There’s the head coach – who may or may not be independently wealthy from a co-founding a health care business information firm – who was once a barn-storming shooting guru with an actual supermodel wife.
There’s a roster of joyful, free-wheeling athletes who perform on the biggest stage in college basketball as if it were a pickup game in the gym.
“You can’t just be too uptight and serious all the time, and my players, they have unique personalities,” said coach Andy Enfield. “You’ve probably seen that. I think that helps them tremendously in games because they don’t care who we play. They don’t care what stage they’re on. They don’t care where they play. They just have this unique confidence about them to compete.”
This is what makes the NCAA Tournament so irresistible – improbable teams from little known conferences wreaking havoc with the presumed powers. It’s something that can’t be replicated in football.
Florida Gulf Coast’s success has created all sorts of fan-demonium. School students Black Magic (Malike Adigun) and Bambi (Amber Angeloro) wrote and performed a music video immediately after the Georgetown upset that has generated nearly 500,000 hits on YouTube and countless more on aggregation websites.
The school’s newspaper – The Eagle News – published a special 16-page Sweet 16 edition this week.
The school’s Web site – which shut down at one point last weekend due to unprecedented traffic volume – is breathlessly trying to keep up with its overnight stars on the court.
“The FGCU men’s swagger and spirit, not to mention their speed and dunking finesse, have captured the hearts of hoops fans and underdog-lovers across the country,” wrote the team’s PR department. “The national buzz has ignited interest in Florida Gulf Coast University, now affectionately dubbed ‘Dunk City.’”
All the alley-oops and tomahawk jams have shocked opponents into submission, but it’s real talent that has carried them this far. A 21-2 second half run buried Georgetown and a 17-0 surge unraveled San Diego State.
All the while FGCU players laugh and dance and carry on with unbridled emotion like Ian Poulter at a Ryder Cup. The tongue-wagging Atlantic Sun player of the year Sherwood Brown threw out the “Dunk City” name after the Georgetown victory and it caught fire.
‘’They play with a swagger, and they have a right to do that,’’ said San Diego State coach Steve Fisher, who formerly rode Michigan’s swaggering Fab Five to consecutive national championship games.
Enfield – whose wife, covergirl Amanda Marcum, gave up the fashion runways from New York to Paris to raise their three kids and cheer from the bleachers – came to Fort Myers from Tallahassee two years ago and immediately transformed his program into giant killers.

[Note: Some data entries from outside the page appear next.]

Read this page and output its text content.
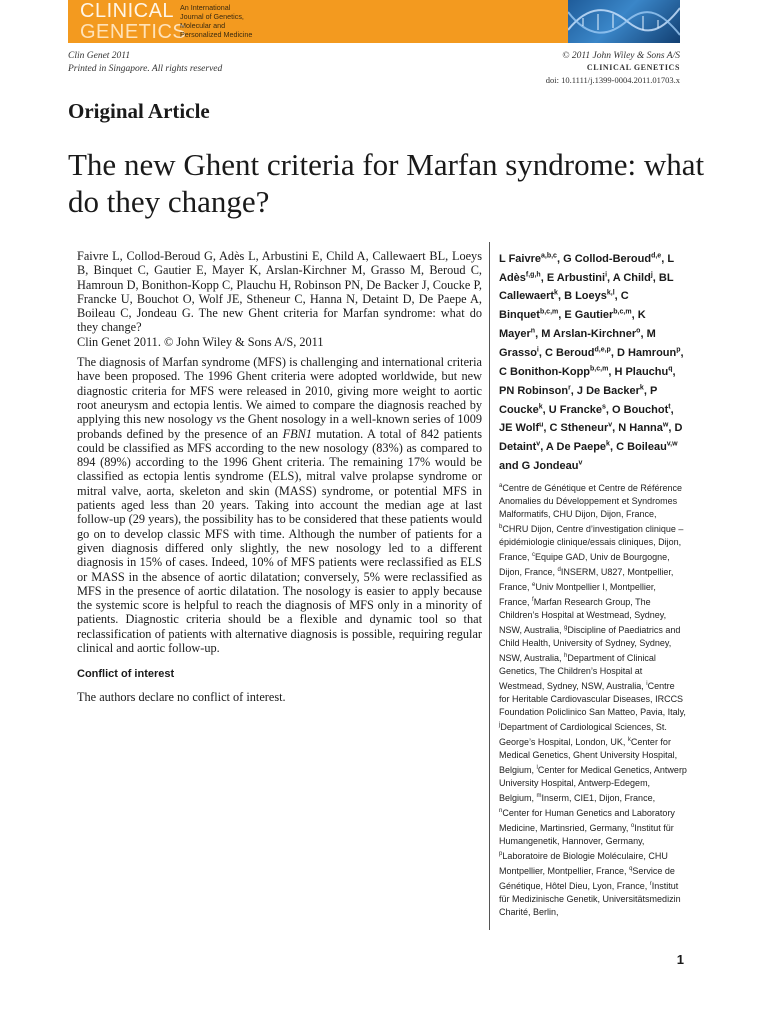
CLINICAL
GENETICS
An International
Journal of Genetics,
Molecular and
Personalized Medicine
Clin Genet 2011
Printed in Singapore. All rights reserved
© 2011 John Wiley & Sons A/S
CLINICAL GENETICS
doi: 10.1111/j.1399-0004.2011.01703.x
Original Article
The new Ghent criteria for Marfan syndrome: what do they change?

Faivre L, Collod-Beroud G, Adès L, Arbustini E, Child A, Callewaert BL, Loeys B, Binquet C, Gautier E, Mayer K, Arslan-Kirchner M, Grasso M, Beroud C, Hamroun D, Bonithon-Kopp C, Plauchu H, Robinson PN, De Backer J, Coucke P, Francke U, Bouchot O, Wolf JE, Stheneur C, Hanna N, Detaint D, De Paepe A, Boileau C, Jondeau G. The new Ghent criteria for Marfan syndrome: what do they change?

Clin Genet 2011. © John Wiley & Sons A/S, 2011

The diagnosis of Marfan syndrome (MFS) is challenging and international criteria have been proposed. The 1996 Ghent criteria were adopted worldwide, but new diagnostic criteria for MFS were released in 2010, giving more weight to aortic root aneurysm and ectopia lentis. We aimed to compare the diagnosis reached by applying this new nosology vs the Ghent nosology in a well-known series of 1009 probands defined by the presence of an FBN1 mutation. A total of 842 patients could be classified as MFS according to the new nosology (83%) as compared to 894 (89%) according to the 1996 Ghent criteria. The remaining 17% would be classified as ectopia lentis syndrome (ELS), mitral valve prolapse syndrome or mitral valve, aorta, skeleton and skin (MASS) syndrome, or potential MFS in patients aged less than 20 years. Taking into account the median age at last follow-up (29 years), the possibility has to be considered that these patients would go on to develop classic MFS with time. Although the number of patients for a given diagnosis differed only slightly, the new nosology led to a different diagnosis in 15% of cases. Indeed, 10% of MFS patients were reclassified as ELS or MASS in the absence of aortic dilatation; conversely, 5% were reclassified as MFS in the presence of aortic dilatation. The nosology is easier to apply because the systemic score is helpful to reach the diagnosis of MFS only in a minority of patients. Diagnostic criteria should be a flexible and dynamic tool so that reclassification of patients with alternative diagnosis is possible, requiring regular clinical and aortic follow-up.

Conflict of interest
The authors declare no conflict of interest.
L Faivre$^{a,b,c}$, G Collod-Beroud$^{d,e}$, L Adès$^{f,g,h}$, E Arbustini$^i$, A Child$^j$, BL Callewaert$^k$, B Loeys$^{k,l}$, C Binquet$^{b,c,m}$, E Gautier$^{b,c,m}$, K Mayer$^n$, M Arslan-Kirchner$^o$, M Grasso$^i$, C Beroud$^{d,e,p}$, D Hamroun$^p$, C Bonithon-Kopp$^{b,c,m}$, H Plauchu$^q$, PN Robinson$^r$, J De Backer$^k$, P Coucke$^k$, U Francke$^s$, O Bouchot$^t$, JE Wolf$^u$, C Stheneur$^v$, N Hanna$^w$, D Detaint$^v$, A De Paepe$^k$, C Boileau$^{v,w}$ and G Jondeau$^v$
$^a$Centre de Génétique et Centre de Référence Anomalies du Développement et Syndromes Malformatifs, CHU Dijon, Dijon, France, $^b$CHRU Dijon, Centre d’investigation clinique – épidémiologie clinique/essais cliniques, Dijon, France, $^c$Equipe GAD, Univ de Bourgogne, Dijon, France, $^d$INSERM, U827, Montpellier, France, $^e$Univ Montpellier I, Montpellier, France, $^f$Marfan Research Group, The Children’s Hospital at Westmead, Sydney, NSW, Australia, $^g$Discipline of Paediatrics and Child Health, University of Sydney, Sydney, NSW, Australia, $^h$Department of Clinical Genetics, The Children’s Hospital at Westmead, Sydney, NSW, Australia, $^i$Centre for Heritable Cardiovascular Diseases, IRCCS Foundation Policlinico San Matteo, Pavia, Italy, $^j$Department of Cardiological Sciences, St. George’s Hospital, London, UK, $^k$Center for Medical Genetics, Ghent University Hospital, Belgium, $^l$Center for Medical Genetics, Antwerp University Hospital, Antwerp-Edegem, Belgium, $^m$Inserm, CIE1, Dijon, France, $^n$Center for Human Genetics and Laboratory Medicine, Martinsried, Germany, $^o$Institut für Humangenetik, Hannover, Germany, $^p$Laboratoire de Biologie Moléculaire, CHU Montpellier, Montpellier, France, $^q$Service de Génétique, Hôtel Dieu, Lyon, France, $^r$Institut für Medizinische Genetik, Universitätsmedizin Charité, Berlin,
1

While the closest thing to blue chippers are two transfers – 6-foot-10 Nate Hicks from Georgia Tech native Atlantan Jamail Jones from Marquette – he turned the unheralded players he inherited into shooting stars. The attitude is all theirs.

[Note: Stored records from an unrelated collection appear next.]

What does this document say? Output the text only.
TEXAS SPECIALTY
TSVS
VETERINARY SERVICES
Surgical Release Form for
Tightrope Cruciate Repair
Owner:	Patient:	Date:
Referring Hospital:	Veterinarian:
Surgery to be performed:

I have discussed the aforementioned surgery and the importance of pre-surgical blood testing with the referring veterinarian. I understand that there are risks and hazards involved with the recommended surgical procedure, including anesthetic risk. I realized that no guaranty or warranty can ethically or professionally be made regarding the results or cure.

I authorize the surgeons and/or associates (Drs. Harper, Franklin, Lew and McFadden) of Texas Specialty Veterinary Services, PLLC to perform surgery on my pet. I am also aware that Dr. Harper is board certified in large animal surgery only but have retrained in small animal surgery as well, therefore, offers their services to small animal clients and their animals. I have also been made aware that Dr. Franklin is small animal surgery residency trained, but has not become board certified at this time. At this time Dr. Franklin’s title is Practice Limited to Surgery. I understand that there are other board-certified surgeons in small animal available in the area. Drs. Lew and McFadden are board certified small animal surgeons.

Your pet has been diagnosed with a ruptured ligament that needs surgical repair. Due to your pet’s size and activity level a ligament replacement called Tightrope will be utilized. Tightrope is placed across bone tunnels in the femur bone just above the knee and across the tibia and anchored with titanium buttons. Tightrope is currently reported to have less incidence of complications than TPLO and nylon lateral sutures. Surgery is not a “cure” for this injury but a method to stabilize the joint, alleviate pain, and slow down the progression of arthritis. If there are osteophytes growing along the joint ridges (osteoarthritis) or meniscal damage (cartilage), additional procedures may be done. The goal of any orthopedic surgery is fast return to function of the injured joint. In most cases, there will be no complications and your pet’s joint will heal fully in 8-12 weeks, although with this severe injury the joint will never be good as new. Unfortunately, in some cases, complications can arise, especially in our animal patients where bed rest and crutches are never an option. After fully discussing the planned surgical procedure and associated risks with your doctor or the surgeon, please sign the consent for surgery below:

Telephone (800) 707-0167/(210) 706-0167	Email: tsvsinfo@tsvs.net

“If you’re not a fun loving guy, if you take yourself too seriously or you’re just a jerk, you’re not going to play for me,” Enfield said.
Who wouldn’t want to play for him?
“Our goal was to make history and we did it,” he said.
How much history remains to be seen. They have the talent and demeanor to become the greatest cinderella story since Jim Valvano ran around the court in Albuquerque, N.M., looking for someone to hug.
Valvano’s charmed 1983 N.C. State team may hold claim with many of the all-time fairy tale story because they actually got to (in the tournament sense) “live happily ever after.” The Wolfpack cut down the nets in the end, as did No. 8 seed Villanova two years later.
But N.C. State and Villanova – for all their unlikely success – had power conference pedigrees that FGCU of the A-Sun can’t boast.
Yet the Eagles have plenty to brag about. Keep on dunkin’ and dancin’ and everybody will long remember their new favorite team. The favored Gators, Jayhawks, Hoosiers and Cardinals better beware the kids from Dunk City.